The rest of the ZenFone AR’s hardware isn’t anything to scoff at. It packs Qualcomm’s Tango-optimized Snapdragon 821 and Adreno 530 graphics card — not the silicon behemoth’s latest processor, granted (that’s the Snapdragon 835), but one that Qualcomm guarantees delivers “VR with high-resolution display, ultra-smooth graphics and high-fidelity sensors for precise head tracking.” And it sports a massive 8GB of RAM (a world’s first), a 5.7-inch WQHD (2,560 x 1,440 pixels) Super AMOLED screen, and a powerful five-magnet speaker system.

Cooling all that hardware is a vapor-cooling system which Asus says enables the CPU and GPU to work “more efficiently,” and delivers “enhanced performance to prevent overheating.”

New Tango apps

The ZenFone AR is launching alongside new augmented reality experiences from Asus.

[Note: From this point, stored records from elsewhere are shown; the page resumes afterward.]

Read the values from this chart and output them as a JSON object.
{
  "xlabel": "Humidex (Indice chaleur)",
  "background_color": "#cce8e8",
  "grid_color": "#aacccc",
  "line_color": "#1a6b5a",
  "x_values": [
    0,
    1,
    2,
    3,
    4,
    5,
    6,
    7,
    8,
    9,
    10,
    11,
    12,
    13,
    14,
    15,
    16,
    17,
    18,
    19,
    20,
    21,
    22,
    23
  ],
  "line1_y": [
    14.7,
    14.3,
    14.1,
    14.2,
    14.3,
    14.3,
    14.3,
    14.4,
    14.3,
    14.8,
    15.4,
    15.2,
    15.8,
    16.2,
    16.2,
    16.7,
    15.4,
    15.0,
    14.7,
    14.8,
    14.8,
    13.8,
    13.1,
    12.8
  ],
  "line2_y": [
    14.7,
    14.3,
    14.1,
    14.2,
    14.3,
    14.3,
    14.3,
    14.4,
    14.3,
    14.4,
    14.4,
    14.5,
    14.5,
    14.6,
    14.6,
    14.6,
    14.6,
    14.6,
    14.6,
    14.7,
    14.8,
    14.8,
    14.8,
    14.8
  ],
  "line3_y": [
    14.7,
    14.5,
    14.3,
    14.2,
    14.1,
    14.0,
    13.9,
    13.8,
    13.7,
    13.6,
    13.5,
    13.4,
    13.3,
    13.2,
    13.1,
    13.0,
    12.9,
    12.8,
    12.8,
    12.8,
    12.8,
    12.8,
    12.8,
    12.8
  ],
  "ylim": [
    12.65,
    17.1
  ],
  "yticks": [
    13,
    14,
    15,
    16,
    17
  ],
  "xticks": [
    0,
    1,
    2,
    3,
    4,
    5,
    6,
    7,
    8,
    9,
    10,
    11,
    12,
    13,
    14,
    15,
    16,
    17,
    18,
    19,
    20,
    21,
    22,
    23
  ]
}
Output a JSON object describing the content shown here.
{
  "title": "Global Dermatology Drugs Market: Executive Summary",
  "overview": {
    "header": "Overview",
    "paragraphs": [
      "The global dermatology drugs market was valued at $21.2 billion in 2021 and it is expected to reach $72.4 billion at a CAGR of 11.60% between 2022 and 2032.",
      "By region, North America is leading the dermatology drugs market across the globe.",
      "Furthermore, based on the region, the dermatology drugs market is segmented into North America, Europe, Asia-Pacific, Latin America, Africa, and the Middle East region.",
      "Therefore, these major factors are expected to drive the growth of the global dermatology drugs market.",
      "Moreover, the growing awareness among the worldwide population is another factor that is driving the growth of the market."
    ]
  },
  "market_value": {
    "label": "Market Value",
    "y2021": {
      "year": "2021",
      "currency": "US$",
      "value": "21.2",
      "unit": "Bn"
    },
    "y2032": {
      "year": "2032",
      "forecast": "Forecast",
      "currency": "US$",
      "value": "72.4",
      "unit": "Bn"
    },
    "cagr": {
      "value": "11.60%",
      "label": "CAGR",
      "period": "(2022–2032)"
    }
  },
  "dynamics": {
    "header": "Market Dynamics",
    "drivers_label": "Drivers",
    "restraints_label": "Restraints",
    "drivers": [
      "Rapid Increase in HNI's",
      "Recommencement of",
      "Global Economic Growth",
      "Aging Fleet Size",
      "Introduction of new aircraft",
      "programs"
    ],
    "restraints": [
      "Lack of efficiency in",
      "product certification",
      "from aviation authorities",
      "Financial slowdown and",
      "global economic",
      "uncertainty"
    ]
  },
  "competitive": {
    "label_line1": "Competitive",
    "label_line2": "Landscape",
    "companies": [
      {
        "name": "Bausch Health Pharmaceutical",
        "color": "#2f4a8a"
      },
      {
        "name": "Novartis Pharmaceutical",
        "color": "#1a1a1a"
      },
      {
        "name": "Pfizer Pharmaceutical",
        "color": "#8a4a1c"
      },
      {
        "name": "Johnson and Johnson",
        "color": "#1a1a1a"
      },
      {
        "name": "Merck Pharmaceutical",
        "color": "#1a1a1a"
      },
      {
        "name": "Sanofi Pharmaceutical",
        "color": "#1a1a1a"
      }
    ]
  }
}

The smartphone maker partnered with Gap to develop Dressing Room, an augmented reality experience that lets users “try on” the clothing retailer’s latest fashions. And it teamed up with BMW to develop the i Visualizer, a Tango-enabled app that allows users to configure, customize, and walk around BMW’s i3 and i8 cars in a digital environment.

The BMW app is launching in select BMW dealerships in the U.S., U.K., Germany, Norway, Spain, Italy, Poland, Belgium, Netherlands, China, and Japan in the coming weeks. Later this year, it will become more broadly available from the Google Play store.

“In our initial tests, as people entered the car virtually in the app, we saw them ducking down, as if there were really a roof there for them to bang their heads on. It’s a level of detail which means this technology offers the customers real added value,” BMW’s group vice president of sales strategy and future retail said in a press release. “You can list out a car’s features on a sheet of paper or a webpage, but this doesn’t help customers with the emotional connection […] Videos can help, but Tango gives people a much more immersive experience.”